Nashville Pride’s fundraising campaign sparked a lot of conversation within the community about what Pride should look like — if it should be more a celebration or more of a protest, since the first Pride was an actual riot.
Ruffin said it can and should be both.
“Especially in Tennessee, where LGBTQ+ folks are consistently facing political attacks and harmful rhetoric, I think that joy is not separate from protest,” Ruffin said. “For many people, joy is how we resist.”
Nashville’s first public Pride in 1977 was both an act of protest and an act of joy.
“They kind of walked around hand-in-hand, same-sex couples, around the Parthenon, kind of just being visibly gay in public at a time when it was criminalized,” said archivist Sarah Calise. “So, it seems like a small kind of protest, but it actually was a very courageous thing that they did.”
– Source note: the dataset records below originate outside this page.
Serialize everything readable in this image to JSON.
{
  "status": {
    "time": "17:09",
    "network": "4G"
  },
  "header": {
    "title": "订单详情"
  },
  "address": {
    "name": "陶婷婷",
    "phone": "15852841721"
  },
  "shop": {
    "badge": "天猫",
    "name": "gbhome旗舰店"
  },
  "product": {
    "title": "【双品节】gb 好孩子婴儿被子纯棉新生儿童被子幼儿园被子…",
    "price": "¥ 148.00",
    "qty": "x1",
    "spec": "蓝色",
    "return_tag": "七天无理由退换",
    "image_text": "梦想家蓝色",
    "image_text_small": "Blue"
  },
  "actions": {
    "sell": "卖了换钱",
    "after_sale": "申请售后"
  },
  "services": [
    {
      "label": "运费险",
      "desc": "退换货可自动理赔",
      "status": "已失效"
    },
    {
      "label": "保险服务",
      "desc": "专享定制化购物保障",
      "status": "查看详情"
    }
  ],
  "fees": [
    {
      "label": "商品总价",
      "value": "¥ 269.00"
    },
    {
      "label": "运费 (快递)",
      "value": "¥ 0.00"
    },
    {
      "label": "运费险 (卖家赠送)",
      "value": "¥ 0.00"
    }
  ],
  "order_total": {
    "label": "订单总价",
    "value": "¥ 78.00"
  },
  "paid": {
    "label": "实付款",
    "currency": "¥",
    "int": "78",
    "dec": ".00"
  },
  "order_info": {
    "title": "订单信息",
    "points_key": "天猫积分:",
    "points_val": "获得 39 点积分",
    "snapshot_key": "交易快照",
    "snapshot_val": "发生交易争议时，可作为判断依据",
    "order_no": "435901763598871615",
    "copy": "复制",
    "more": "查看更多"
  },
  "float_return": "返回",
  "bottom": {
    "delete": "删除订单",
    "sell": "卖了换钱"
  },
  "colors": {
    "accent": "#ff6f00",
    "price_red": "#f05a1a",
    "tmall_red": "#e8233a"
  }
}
Calise said corporate sponsors weren’t that involved in Pride until the early 2000s.
“The more being gay became accepted, or tolerated at least in mainstream society, the more corporations saw profit, the ability to gain profits from that community and still not alienating other people maybe who don’t agree with being LGBTQ,” Calise said.
MORE: LGBTQ Tennesseans are fleeing the state. Hear from those who chose to stay
As that money continues to shift, Calise said the community will have to step up.
“It is built by us for us. That’s what it’s supposed to be. And if we want it to continue, we also do have to fund it,” Calise said. “And maybe less money does mean shifting. You’re not going to get your big-name musical acts like maybe we’re used to. But I am hoping for maybe a Pride that does feel more local, feels more intimate, and feels more community-based.”
Back at Play Dance Bar, Norfleet can feel that community from the stage. As “Baby Aspartame,” Norfleet performs with a group of backup dancers, raking in tips for Nashville Pride.
Marianna Bacallao WPLN NewsBrandon Norfleet as Baby Aspartame stuffs her tips into a fake, oversized Chanel bag while lip syncing to the song BEAT UP CHANEL$ by Slayyter
Norfleet said it’s one of the most energetic fundraisers they’ve had in a while.
“I think the community is really feeling like the pushback for, you know, legislative reasons, federal reasons, et cetera, et cetera,” Norfleet said. “There’s so much love here.”
That love is not just exclusive to Nashville, he said.
“There’s a lot of people who can’t find representation in their own cities,” Norfleet said. “So, they come from all over the place to celebrate with us.”